Блаватский добродушно засмеялся:
— А почем я знаю? Думаю, что никогда.
— Никогда. Но, ведь, мы умрем. Поймите это. Мы умрем, и было бы нелепо думать, что наше существование будет исчерпано этими обрывками переживаний, которые вы, художники, успеваете кое-как запечатлеть в красках, а мы, простые смертные, сжигаем бесцельно — и если что остается, так это пепел любви, милый прах…
Но Блаватский перебил его:
— И вы, и Ольга Сергеевна смотрите на все слишком трагически. Простите меня, но в этом есть что-то нескромное. Все мы живем постыдно, да и не живем в сущности, а кое-как доживаем, умираем, и вы приходите с вашими строгими и жестокими глазами и требуете от нас чего-то. Но что вы сами можете нам дать? Может быть, я не хуже вас понимаю весь ужас и всю пустоту нашего существования, но я скромно молчу, потому что не дано мне «глаголом жечь сердца людей». А если нет в нас пророческого дара и нет силы, чтобы позвать всех на общую молитву, тогда уж лучше молчать, пить вино, вдыхать эфир, писать картинки, приятные для глаз.
— Вино, эфир, картинки — это не так важно, — сказала я, улыбаясь: — а вот молчание я умею ценить. Поедемте в море и будем молчать.
Но поездка в море не устроилась. Борис Андреевич раскашлялся и пришлось идти домой. Блаватский нас провожал. И при прощании задержал мою руку в своей руке дольше, чем следовало. Так мне, по крайней мере, показалось.
III— Посиди со мной немного. Мне жутко, — сказал Борис Андреевич, когда мы пришли домой.
В комнате у него всегда пахло креозотом; и от высоких полок, наполненных книгами, и от столика с лабораторными склянками веяло ученым и холодным.

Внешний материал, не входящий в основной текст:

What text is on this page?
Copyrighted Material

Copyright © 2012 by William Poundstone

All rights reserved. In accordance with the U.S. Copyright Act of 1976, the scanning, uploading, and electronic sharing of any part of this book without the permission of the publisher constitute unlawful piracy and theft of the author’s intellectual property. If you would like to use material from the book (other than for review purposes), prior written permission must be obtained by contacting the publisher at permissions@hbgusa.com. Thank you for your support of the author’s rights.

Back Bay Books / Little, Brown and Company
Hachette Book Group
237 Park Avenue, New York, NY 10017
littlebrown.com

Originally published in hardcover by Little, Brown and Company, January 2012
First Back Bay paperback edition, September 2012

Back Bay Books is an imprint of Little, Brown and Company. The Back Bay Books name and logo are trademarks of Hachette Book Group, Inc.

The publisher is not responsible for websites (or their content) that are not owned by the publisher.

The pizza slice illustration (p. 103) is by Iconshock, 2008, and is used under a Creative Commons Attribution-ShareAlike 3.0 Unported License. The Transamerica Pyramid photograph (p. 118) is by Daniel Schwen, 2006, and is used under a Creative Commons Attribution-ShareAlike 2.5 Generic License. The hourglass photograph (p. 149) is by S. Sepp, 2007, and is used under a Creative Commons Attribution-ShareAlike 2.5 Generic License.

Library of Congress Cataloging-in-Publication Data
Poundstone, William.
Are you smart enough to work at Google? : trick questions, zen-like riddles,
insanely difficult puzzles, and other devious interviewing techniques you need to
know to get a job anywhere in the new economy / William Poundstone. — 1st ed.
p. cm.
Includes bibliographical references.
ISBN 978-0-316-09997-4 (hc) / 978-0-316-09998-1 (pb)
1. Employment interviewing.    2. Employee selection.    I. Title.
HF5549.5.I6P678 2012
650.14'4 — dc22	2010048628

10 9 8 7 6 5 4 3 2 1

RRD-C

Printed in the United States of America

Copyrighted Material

И было странно видеть здесь киот со старинными образами и лампады перед распятием. Мы уселись друг против друга в плетеных креслах.
Он грустно посмотрел на меня и сказал:
— Меня волновал этот разговор с Блаватским. Тебе не кажется, Оля, что жить так, как мы живем, нельзя, что все надо изменить, чем-то пожертвовать и что-то полюбить?
— Да, да, конечно. Но как? Как?
— Мне кажется, что мы приходим в мир, чтобы узнать нечто. Но мы ленивы и косны, и жизнь проходит зря, немудро. Когда я подумаю о днях, в которых, как в плену, я томился, меня охватывает отчаяние. Что было настоящего в моей жизни? Ничего, кроме моей любви к тебе.
Он хотел подняться, приблизиться и, как мне показалось, стать передо мной на колени, но его начал душить кашель, и он беспомощно опустился в кресло.